Solution for part (c):

(i) Corresponding to the LMI derived in part (b)(i), we introduce a Lagrange multiplier $$\begin{pmatrix} Z & z\\ z^{\top} & \lambda \end{pmatrix}.$$ Then the Lagrangian of the optimization problem derived in part (b)(i) is

\begin{align*} L(\nu,t,Z,z,\lambda) &= 1^{\top}\nu + t - b^{\top}b - \text{trace}\left(\begin{pmatrix} Z & z\\ z^{\top} & \lambda \end{pmatrix}\begin{pmatrix} A^{\top}A + \text{diag}(\nu) & -A^{\top}b\\ -b^{\top}A & t \end{pmatrix}\right)\\ &= 1^{\top}\nu + t - b^{\top}b - \text{trace}\left(Z\left(A^{\top}A + \text{diag}(\nu)\right) - zb^{\top}A\right) - \left(-z^{\top}A^{\top}b + \lambda t\right)\\ &= 1^{\top}\nu + t - b^{\top}b - \text{trace}\left(A^{\top}AZ\right) -(\text{diag}(Z))^{\top}\nu + b^{\top}Az + z^{\top}A^{\top}b - \lambda t\\ &= \left(\mathbf{1}-\text{diag}(Z)\right)^{\top}\nu + t(1-\lambda) - \text{trace}\left(A^{\top}AZ\right) + 2 b^{\top}Az - b^{\top}b. \end{align*}

The above Lagrangian is unbounded below unless $\text{diag}(Z)=\mathbf{1}$ and $\lambda = 1$. Thus, the dual function is $$g(Z,z,\lambda) = -\text{trace}\left(A^{\top}AZ\right) + 2b^{\top}Az - b^{\top}b, \quad \text{if}\;\text{diag}(Z)=\mathbf{1},\:\lambda = 1,$$ and $g(Z,z,\lambda) = -\infty$ otherwise. Hence the bidual problem is $$\text{maximize}\quad -\operatorname{trace}(A^{\top}AZ) +2b^{\top}Az - b^{\top}b\\ \text{subject to} \quad \operatorname{diag}(Z) = \mathbf{1}, \quad \begin{pmatrix} Z & z\\ z^{\top} & 1 \end{pmatrix} \succeq \mathbf{0}.$$ Negating the objective above, we arrive at the desired form.
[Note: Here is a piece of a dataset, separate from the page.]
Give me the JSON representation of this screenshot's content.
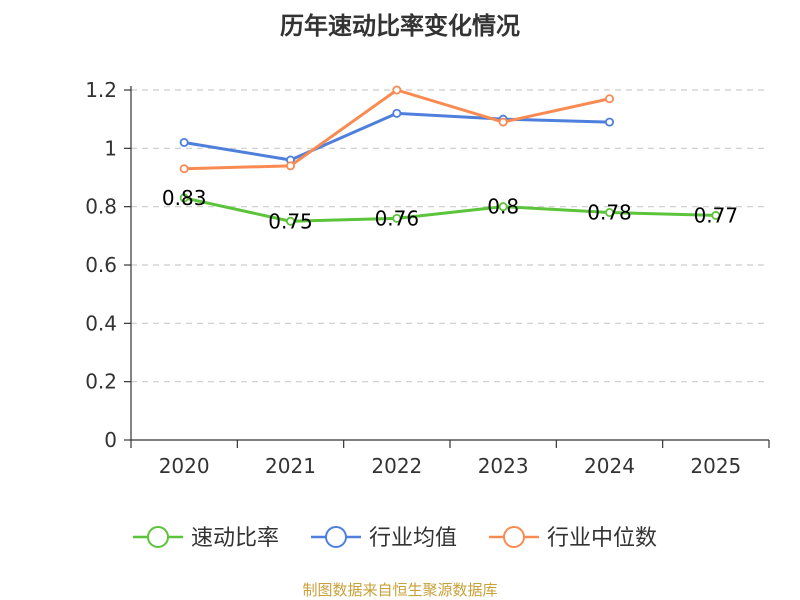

(ii) The posted code $\texttt{AM229F20HW7solution.m}$ gives the optimal value of the bidual: $63.791752427470477$. The error is $0\%$, that is, the bidual minimizer recovers the true signal $x$.

(iii) We see that the numerically computed optimal solutions from a(ii), b(ii) and c(ii) match very well (modulo floating point arithmetic). For the randomly generated problem data given, the convex relaxation recovers the true signal. But this is not guaranteed for any problem data. Numerical experiments (with different random seeds) show that the recovery does occur often (i.e., with high probability) but not always. The dual and the bidual problems are both convex optimization problems. From the numerics, they have zero duality gap.